“Coming from a family of academicians, I was always pushed to try new things and explore all academic pursuits and opportunities, and for this reason, I was very excited when I got into college. I couldn’t wait to explore the opportunities it offered and seize those to learn and grow. You can imagine my disappointment then when I realised that college was nothing like I had expected.” Kanishka says, telling me about how he first got interested in innovation.
“But that never doused my spirits. I was and continued to be engrossed in the know-how of things. While most of my batchmates were job-oriented, I was drawn to the startup ecosystem, owing to the internships I did during my senior year.” These internships led Kanishka to develop a sense of innovation and exploration, and would later inspire Kanishka and his friend and co-founder, Siddharth, to develop “Automaid”, a self-operating cleaning bot that could be operated remotely from anywhere in the world.
However, in the enthusiasm of their project, they skipped their market research, and realised only later that they invested their time and resources in a product which barely had any demand in the market. But to them, the failure of Automaid only meant, “never skip your market research”.
By the time they were developing their second product, they had learned their lesson to not rush sending their product straight into the marketplace.

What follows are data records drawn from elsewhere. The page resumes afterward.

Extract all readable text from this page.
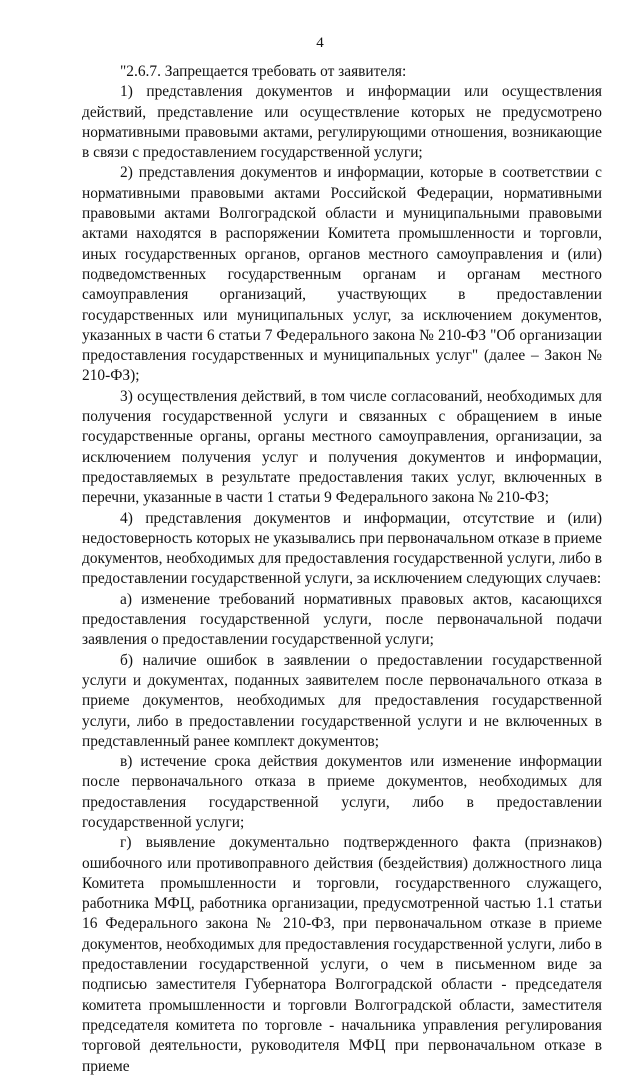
4

"2.6.7. Запрещается требовать от заявителя:

1) представления документов и информации или осуществления действий, представление или осуществление которых не предусмотрено нормативными правовыми актами, регулирующими отношения, возникающие в связи с предоставлением государственной услуги;

2) представления документов и информации, которые в соответствии с нормативными правовыми актами Российской Федерации, нормативными правовыми актами Волгоградской области и муниципальными правовыми актами находятся в распоряжении Комитета промышленности и торговли, иных государственных органов, органов местного самоуправления и (или) подведомственных государственным органам и органам местного самоуправления организаций, участвующих в предоставлении государственных или муниципальных услуг, за исключением документов, указанных в части 6 статьи 7 Федерального закона № 210-ФЗ "Об организации предоставления государственных и муниципальных услуг" (далее – Закон № 210-ФЗ);

3) осуществления действий, в том числе согласований, необходимых для получения государственной услуги и связанных с обращением в иные государственные органы, органы местного самоуправления, организации, за исключением получения услуг и получения документов и информации, предоставляемых в результате предоставления таких услуг, включенных в перечни, указанные в части 1 статьи 9 Федерального закона № 210-ФЗ;

4) представления документов и информации, отсутствие и (или) недостоверность которых не указывались при первоначальном отказе в приеме документов, необходимых для предоставления государственной услуги, либо в предоставлении государственной услуги, за исключением следующих случаев:

а) изменение требований нормативных правовых актов, касающихся предоставления государственной услуги, после первоначальной подачи заявления о предоставлении государственной услуги;

б) наличие ошибок в заявлении о предоставлении государственной услуги и документах, поданных заявителем после первоначального отказа в приеме документов, необходимых для предоставления государственной услуги, либо в предоставлении государственной услуги и не включенных в представленный ранее комплект документов;

в) истечение срока действия документов или изменение информации после первоначального отказа в приеме документов, необходимых для предоставления государственной услуги, либо в предоставлении государственной услуги;

г) выявление документально подтвержденного факта (признаков) ошибочного или противоправного действия (бездействия) должностного лица Комитета промышленности и торговли, государственного служащего, работника МФЦ, работника организации, предусмотренной частью 1.1 статьи 16 Федерального закона № 210-ФЗ, при первоначальном отказе в приеме документов, необходимых для предоставления государственной услуги, либо в предоставлении государственной услуги, о чем в письменном виде за подписью заместителя Губернатора Волгоградской области - председателя комитета промышленности и торговли Волгоградской области, заместителя председателя комитета по торговле - начальника управления регулирования торговой деятельности, руководителя МФЦ при первоначальном отказе в приеме
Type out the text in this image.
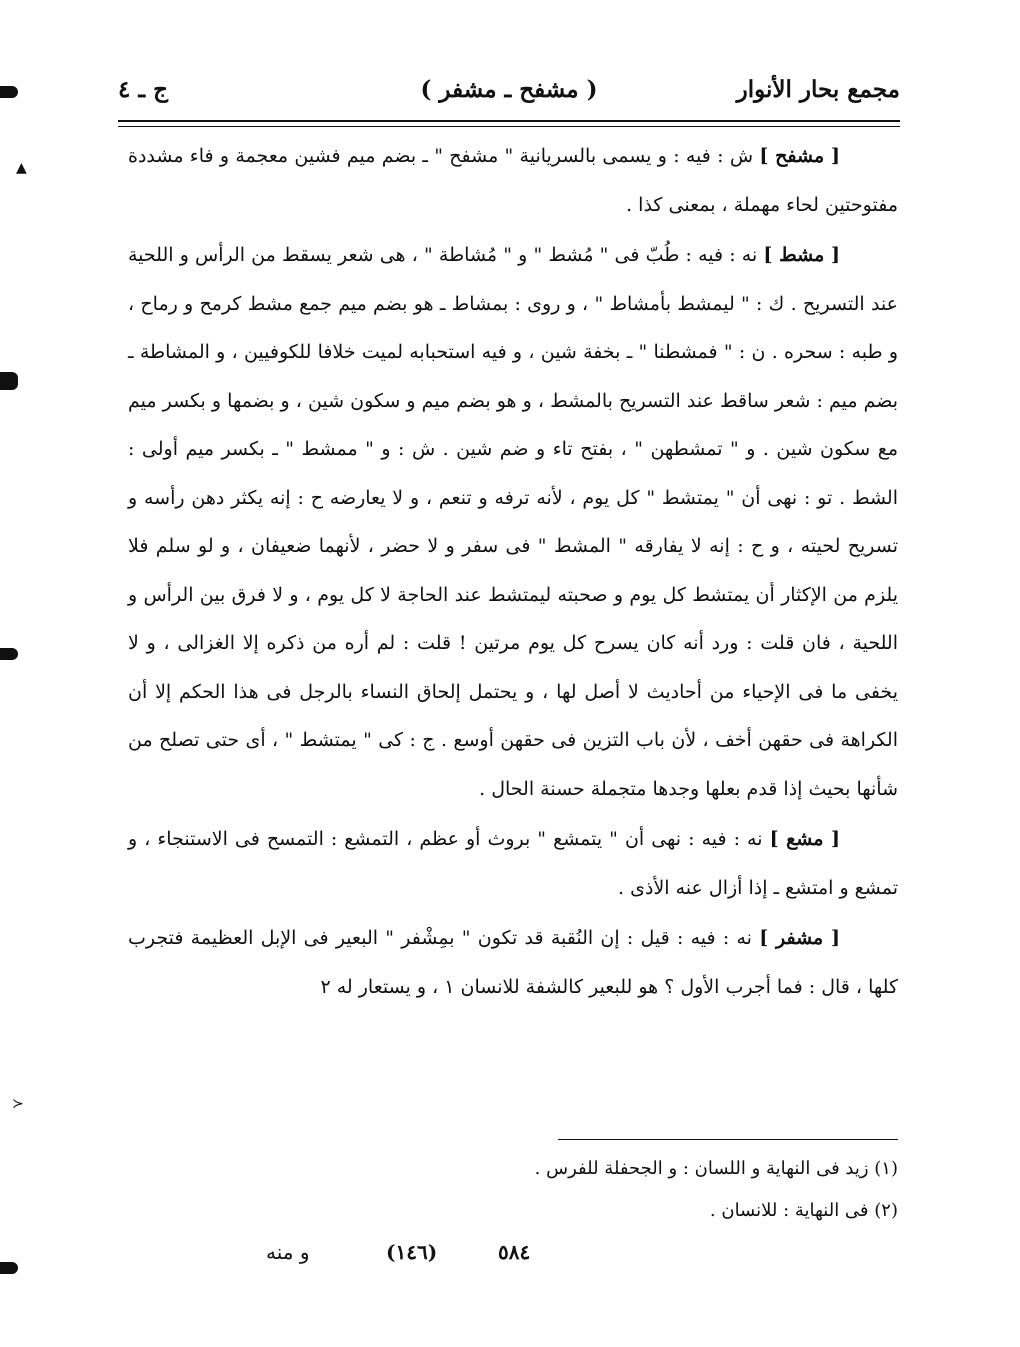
مجمع بحار الأنوار
( مشفح ـ مشفر )
ج ـ ٤

[ مشفح ] ش : فيه : و يسمى بالسريانية " مشفح " ـ بضم ميم فشين معجمة و فاء مشددة مفتوحتين لحاء مهملة ، بمعنى كذا .

[ مشط ] نه : فيه : طُبّ فى " مُشط " و " مُشاطة " ، هى شعر يسقط من الرأس و اللحية عند التسريح . ك : " ليمشط بأمشاط " ، و روى : بمشاط ـ هو بضم ميم جمع مشط كرمح و رماح ، و طبه : سحره . ن : " فمشطنا " ـ بخفة شين ، و فيه استحبابه لميت خلافا للكوفيين ، و المشاطة ـ بضم ميم : شعر ساقط عند التسريح بالمشط ، و هو بضم ميم و سكون شين ، و بضمها و بكسر ميم مع سكون شين . و " تمشطهن " ، بفتح تاء و ضم شين . ش : و " ممشط " ـ بكسر ميم أولى : الشط . تو : نهى أن " يمتشط " كل يوم ، لأنه ترفه و تنعم ، و لا يعارضه ح : إنه يكثر دهن رأسه و تسريح لحيته ، و ح : إنه لا يفارقه " المشط " فى سفر و لا حضر ، لأنهما ضعيفان ، و لو سلم فلا يلزم من الإكثار أن يمتشط كل يوم و صحبته ليمتشط عند الحاجة لا كل يوم ، و لا فرق بين الرأس و اللحية ، فان قلت : ورد أنه كان يسرح كل يوم مرتين ! قلت : لم أره من ذكره إلا الغزالى ، و لا يخفى ما فى الإحياء من أحاديث لا أصل لها ، و يحتمل إلحاق النساء بالرجل فى هذا الحكم إلا أن الكراهة فى حقهن أخف ، لأن باب التزين فى حقهن أوسع . ج : كى " يمتشط " ، أى حتى تصلح من شأنها بحيث إذا قدم بعلها وجدها متجملة حسنة الحال .

[ مشع ] نه : فيه : نهى أن " يتمشع " بروث أو عظم ، التمشع : التمسح فى الاستنجاء ، و تمشع و امتشع ـ إذا أزال عنه الأذى .

[ مشفر ] نه : فيه : قيل : إن النُقبة قد تكون " بمِشْفر " البعير فى الإبل العظيمة فتجرب كلها ، قال : فما أجرب الأول ؟ هو للبعير كالشفة للانسان ١ ، و يستعار له ٢

(١) زيد فى النهاية و اللسان : و الجحفلة للفرس .
(٢) فى النهاية : للانسان .
٥٨٤
(١٤٦)
و منه
▲
≻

They put in a year and a half of hard work and developed WeHear, a product that utilises bone conduction technology and conveys sound directly to the brain, completely eliminating the use of ears. While the product was developed keeping in mind today’s lifestyle wherein people use their earphones/headphones all the time and put their ears at great peril while doing so; the first testing audience of the product single-handedly re-defined the purpose of their startup.
To test the viability of their product, Siddharth & Kanishka were at a school for the deaf and dumb at Ashram Road in Ahmedabad. A kid who was hearing impaired since birth tried it, and as the lads watched, the kid’s reaction transformed from confusion to exhilaration as he realised that it was music he was hearing for the first time. In that moment, it dawned on them that their product had way more potential than they thought it did.
While it was initially hard to market their product because they neither had a medical background nor the support of doctors endorsing WeHear, their incubation at GUSEC solved that problem by getting them the necessary recognition from the Government of Gujarat. This further aided them in establishing their credibility among medical professionals which helped their product reach the end-users. They took extra pains to record the feedback of their initial users and fixed the loopholes. Today, WeHear is changing lives – in every sense of the word.
Kanishka says that entrepreneurship is not your average business venture, because there are no three-year or five-year plans that work. He talks about the fact that there are new problems in a startup business every day, and that he enjoys tackling these problems. When asked whether he has any wisdom to share with up-and-coming entrepreneurs and innovators, he says, “Sometimes you’ll come up with an idea and you’ll think it’s a genius, million-dollar idea. It may truly be genius, but it’s no use if it’s not viable. Learn to realize that and move on to a practical one.”
Entrepreneurship is a Pandora’s Box of opportunities, some so far-reaching that they may even sound far-fetched to those drawn to the box. However, not everyone approaches the box, let alone be curious enough to open it. Only those bold enough to overcome the fear of the unknown, strong enough to fuel their curiosity, brave enough to disregard what the crowd tells them, and naive enough to think they can change the world (or at least, a little portion of it), can dare open it.
After all, who wouldn’t like to know what’s inside the box?